Topless British Fun For Four – 1962 Triumph Herald 6

Not as scandalous as it sounds… Britain of the early sixties wouldn’t have stood for that! Ever since I was a kid, I dreamed of a 4-seat convertible so my family and I could go out with the top down, so 4-place convertibles have always held a special appeal for me. Besides being an interesting car as it is, the Herald convertible is a 4-seater with a good-size trunk, just right for taking the family away for a weekend in the Gold Country.

The only problem with taking a Triumph Herald out with a load of luggage and people is that there’s only 39 horsepower to get them there. Luckily, someone else thought of this problem before you did, and decided the best way to resolve the problem was to install the engine from the GT6, creating the Vitesse. Then, someone else who couldn’t get their hands on a Vitesse decided a good idea would be to do it themselves. That brings us to this car, for sale in the East Bay Area near San Francisco, CA for $3000.

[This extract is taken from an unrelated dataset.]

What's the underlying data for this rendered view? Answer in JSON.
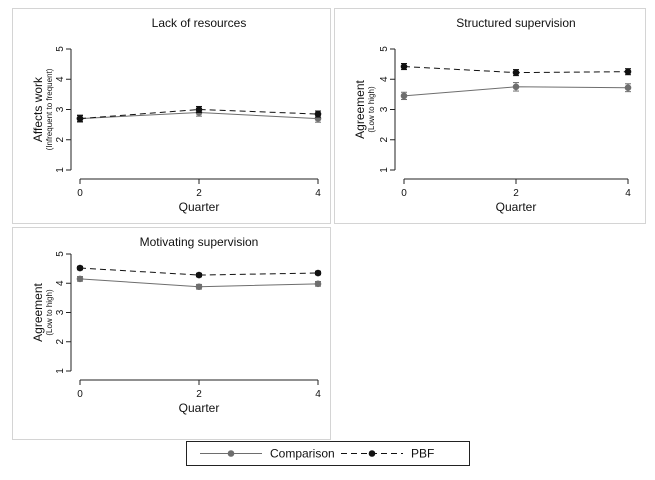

1962 Triumph Herald 6 left

Not the greatest photos in the world, but it looks serviceable from a distance… so don’t expect much up close. You’ll probably need to invest in a bag full of super-fine grit sandpaper and a bucket of elbow grease. The red is nice, but what is up with putting Pinto hubcaps on a car like this? I’ve seen it before, but there are much better looking steel wheels on, say, a later Spitfire. Or, if these actually share their bolt circle with some Ford products, you could probably fit some Rostyles or something.

1962 Triumph Herald 6 left

Pretty much the same on the other side. If you’re lucky, you’ll get an intact interior and maybe even a convertible top. Giant clamshell bonnet means it’s pretty easy to work on the engine or front end. You can probably bleed the brakes without removing the front wheels! Go all the way with the six-cylinder conversion and find a Sports 6 or Vitesse hood assembly, easily found at your local pick and pull.

1962 Triumph Herald 6 engine

The engine and running gear have been professionally rebuilt. Sweet! As for the quality of the installation, or any upgrades to handle at least triple the power of the original car, who cares about that? You’ve got a smooth, throaty six thrumming away up front. Just don’t lift off the gas going around a corner when the red mist has come over you, or you and your 3 passengers will be enjoying the countryside, close-up.